Warum gerade in Wien?
Das Wien des 19. Jahrhunderts erlebte eine wirtschaftliche, kulturelle und wissenschaftliche Blüte. Es war Zentrum des Orienthandels und zugleich Zentrum der späten Modernisierung und Industrialisierung Zentraleuropas. Vor dem Ersten Weltkrieg lebten hier fast zwei Millionen Menschen, ungefähr so viele wie heute. Wien war damals die größte deutschsprachige Stadt und die fünftgrößte Stadt der Welt. Zwar war Wien Sitz der Verwaltung der Habsburgermonarchie, doch der größte Teil der prunkvollen Bausubstanz geht auf bürgerliche Unternehmer und Stifter zurück. In den Salons der Stadt trafen, wie ein Jahrhundert zuvor in Schottland, Unternehmer auf Wissenschaftler und Künstler. Zudem waren im Schmelztiegel Wien alle Extreme der Zeit direkt beobachtbar – man sprach davon, dass Wien »die kleine Welt, in der die große ihre Probe hält«, sei. Wien wurde zum Zentrum einer späten Aufklärung, die der schottischen Aufklärung viel näher war als der französischen. Diese österreichische Aufklärung zeigte sich wie die schottische insbesondere in realistischer Sozial- und Wirtschaftswissenschaft.

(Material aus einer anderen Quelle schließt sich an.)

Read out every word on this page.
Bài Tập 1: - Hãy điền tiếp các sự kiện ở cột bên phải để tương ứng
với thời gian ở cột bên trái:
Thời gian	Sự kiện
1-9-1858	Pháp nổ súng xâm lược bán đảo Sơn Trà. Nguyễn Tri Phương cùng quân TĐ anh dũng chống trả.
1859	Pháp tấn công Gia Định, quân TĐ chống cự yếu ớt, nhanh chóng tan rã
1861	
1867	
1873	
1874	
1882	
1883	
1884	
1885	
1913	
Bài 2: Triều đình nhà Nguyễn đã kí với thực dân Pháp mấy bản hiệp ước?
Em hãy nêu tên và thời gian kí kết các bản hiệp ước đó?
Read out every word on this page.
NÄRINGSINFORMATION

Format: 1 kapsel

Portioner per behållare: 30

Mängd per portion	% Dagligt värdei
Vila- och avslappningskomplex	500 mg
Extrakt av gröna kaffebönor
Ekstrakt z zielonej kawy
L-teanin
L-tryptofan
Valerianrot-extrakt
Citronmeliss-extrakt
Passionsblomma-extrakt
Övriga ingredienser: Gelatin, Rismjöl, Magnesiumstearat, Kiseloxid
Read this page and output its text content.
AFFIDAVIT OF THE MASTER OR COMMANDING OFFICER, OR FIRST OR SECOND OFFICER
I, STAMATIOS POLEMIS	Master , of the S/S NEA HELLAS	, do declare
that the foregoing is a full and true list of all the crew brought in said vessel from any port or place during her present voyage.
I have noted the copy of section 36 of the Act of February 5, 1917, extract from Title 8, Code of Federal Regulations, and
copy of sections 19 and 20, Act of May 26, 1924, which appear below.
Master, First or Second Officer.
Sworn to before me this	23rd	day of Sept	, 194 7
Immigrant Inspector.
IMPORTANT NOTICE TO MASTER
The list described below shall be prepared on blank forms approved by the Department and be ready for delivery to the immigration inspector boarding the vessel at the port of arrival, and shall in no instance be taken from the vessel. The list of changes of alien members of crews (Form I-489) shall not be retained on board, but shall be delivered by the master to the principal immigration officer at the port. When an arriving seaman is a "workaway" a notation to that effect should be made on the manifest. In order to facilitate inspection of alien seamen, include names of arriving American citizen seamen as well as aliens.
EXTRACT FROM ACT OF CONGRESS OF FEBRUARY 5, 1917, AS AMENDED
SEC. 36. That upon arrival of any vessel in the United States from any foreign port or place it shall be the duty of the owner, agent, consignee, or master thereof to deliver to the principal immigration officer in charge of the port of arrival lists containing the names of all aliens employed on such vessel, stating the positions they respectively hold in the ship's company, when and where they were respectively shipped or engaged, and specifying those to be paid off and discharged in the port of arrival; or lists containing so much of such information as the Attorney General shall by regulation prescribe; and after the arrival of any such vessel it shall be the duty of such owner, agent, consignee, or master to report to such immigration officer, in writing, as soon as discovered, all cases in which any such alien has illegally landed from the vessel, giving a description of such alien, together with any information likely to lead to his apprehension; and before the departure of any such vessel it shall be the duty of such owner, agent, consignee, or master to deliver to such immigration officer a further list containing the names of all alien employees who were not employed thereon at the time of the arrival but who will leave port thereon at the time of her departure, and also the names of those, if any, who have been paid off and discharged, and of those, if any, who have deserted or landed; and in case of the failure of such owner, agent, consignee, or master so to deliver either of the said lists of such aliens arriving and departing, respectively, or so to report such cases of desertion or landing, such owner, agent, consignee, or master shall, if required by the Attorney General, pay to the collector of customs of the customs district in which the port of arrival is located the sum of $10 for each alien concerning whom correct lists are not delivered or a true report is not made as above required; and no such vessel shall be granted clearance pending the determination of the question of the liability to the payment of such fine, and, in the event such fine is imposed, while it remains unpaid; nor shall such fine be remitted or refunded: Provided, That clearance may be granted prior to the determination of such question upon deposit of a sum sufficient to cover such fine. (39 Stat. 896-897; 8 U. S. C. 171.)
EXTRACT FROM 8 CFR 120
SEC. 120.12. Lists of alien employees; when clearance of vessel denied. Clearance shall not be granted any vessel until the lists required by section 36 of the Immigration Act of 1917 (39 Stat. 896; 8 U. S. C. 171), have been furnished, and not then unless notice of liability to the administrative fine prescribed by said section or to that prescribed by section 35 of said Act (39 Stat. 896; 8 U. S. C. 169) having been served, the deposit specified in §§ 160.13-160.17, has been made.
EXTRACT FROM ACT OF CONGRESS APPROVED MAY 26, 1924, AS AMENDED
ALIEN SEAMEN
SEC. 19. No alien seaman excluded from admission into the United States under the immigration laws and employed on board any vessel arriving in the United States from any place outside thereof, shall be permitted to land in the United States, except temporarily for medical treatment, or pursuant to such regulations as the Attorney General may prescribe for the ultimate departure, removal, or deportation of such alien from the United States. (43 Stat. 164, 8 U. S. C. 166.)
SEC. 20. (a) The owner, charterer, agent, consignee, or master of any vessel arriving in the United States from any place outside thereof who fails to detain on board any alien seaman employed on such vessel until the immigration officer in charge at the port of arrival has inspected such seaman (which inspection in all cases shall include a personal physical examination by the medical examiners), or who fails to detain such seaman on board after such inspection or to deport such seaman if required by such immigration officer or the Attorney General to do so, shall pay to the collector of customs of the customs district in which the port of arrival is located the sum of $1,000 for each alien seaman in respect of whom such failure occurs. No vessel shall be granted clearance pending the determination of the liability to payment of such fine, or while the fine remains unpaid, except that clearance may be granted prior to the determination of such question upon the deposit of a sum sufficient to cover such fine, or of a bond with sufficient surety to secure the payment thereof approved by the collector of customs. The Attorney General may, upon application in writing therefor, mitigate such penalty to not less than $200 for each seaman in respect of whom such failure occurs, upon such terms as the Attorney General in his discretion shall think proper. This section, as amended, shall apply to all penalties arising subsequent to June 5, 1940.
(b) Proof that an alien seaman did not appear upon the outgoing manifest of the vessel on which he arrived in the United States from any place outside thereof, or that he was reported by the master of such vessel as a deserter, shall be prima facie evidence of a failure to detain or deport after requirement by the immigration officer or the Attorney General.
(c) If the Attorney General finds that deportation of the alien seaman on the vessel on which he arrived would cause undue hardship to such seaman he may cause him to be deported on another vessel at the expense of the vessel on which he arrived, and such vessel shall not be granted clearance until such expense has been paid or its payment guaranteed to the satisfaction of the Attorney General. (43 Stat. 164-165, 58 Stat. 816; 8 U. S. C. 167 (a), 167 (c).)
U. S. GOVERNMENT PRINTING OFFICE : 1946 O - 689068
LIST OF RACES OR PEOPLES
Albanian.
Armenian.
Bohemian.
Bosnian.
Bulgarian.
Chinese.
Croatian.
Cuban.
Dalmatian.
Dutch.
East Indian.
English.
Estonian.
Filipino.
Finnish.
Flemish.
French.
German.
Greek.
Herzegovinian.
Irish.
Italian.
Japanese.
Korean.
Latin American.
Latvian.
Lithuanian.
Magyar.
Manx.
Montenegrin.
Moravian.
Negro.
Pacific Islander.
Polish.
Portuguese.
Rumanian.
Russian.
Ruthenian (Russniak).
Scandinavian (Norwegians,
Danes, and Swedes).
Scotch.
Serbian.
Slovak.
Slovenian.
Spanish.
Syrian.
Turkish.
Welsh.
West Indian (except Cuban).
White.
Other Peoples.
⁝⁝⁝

Österreichische oder Wiener Schule? Der Nationalökonomie oder der Ökonomik?
Die Bezeichnungen Wiener und Österreichische Schule wurden von Beginn an synonym verwendet. Im englischen Sprachraum ist allerdings fast nur von »Austrian School« die Rede, daher überwiegt heute auch im Deutschen das Etikett »Österreichisch«. Für Letzteres spricht, neben dem englischen Sprachgebrauch, auch der Umstand, dass es nicht nur Wiener waren, die in der Österreichischen Schule wirkten. Nach heutiger Benennung waren es aber auch nicht nur Österreicher. Das alte Österreich war eine zentraleuropäische Vielvölkermonarchie: Mengers Geburtsort liegt im heutigen Polen, Böhm von Bawerks Geburtsort (wie der von Hayeks Großvater) im heutigen Tschechien, Mises’ Geburtsort in der heutigen Ukraine. Das heutige Österreich hat mit dem alten Österreich sehr wenig gemein, noch weniger als das heutige Wien mit dem alten Wien. Wiener Schule ist auf Deutsch kürzer und die Bezeichnung nach dem historischen Zentrum weniger irreführend als die Bezeichnung nach den Habsburgischen Erblanden, die der heutigen Republik den Namen gaben.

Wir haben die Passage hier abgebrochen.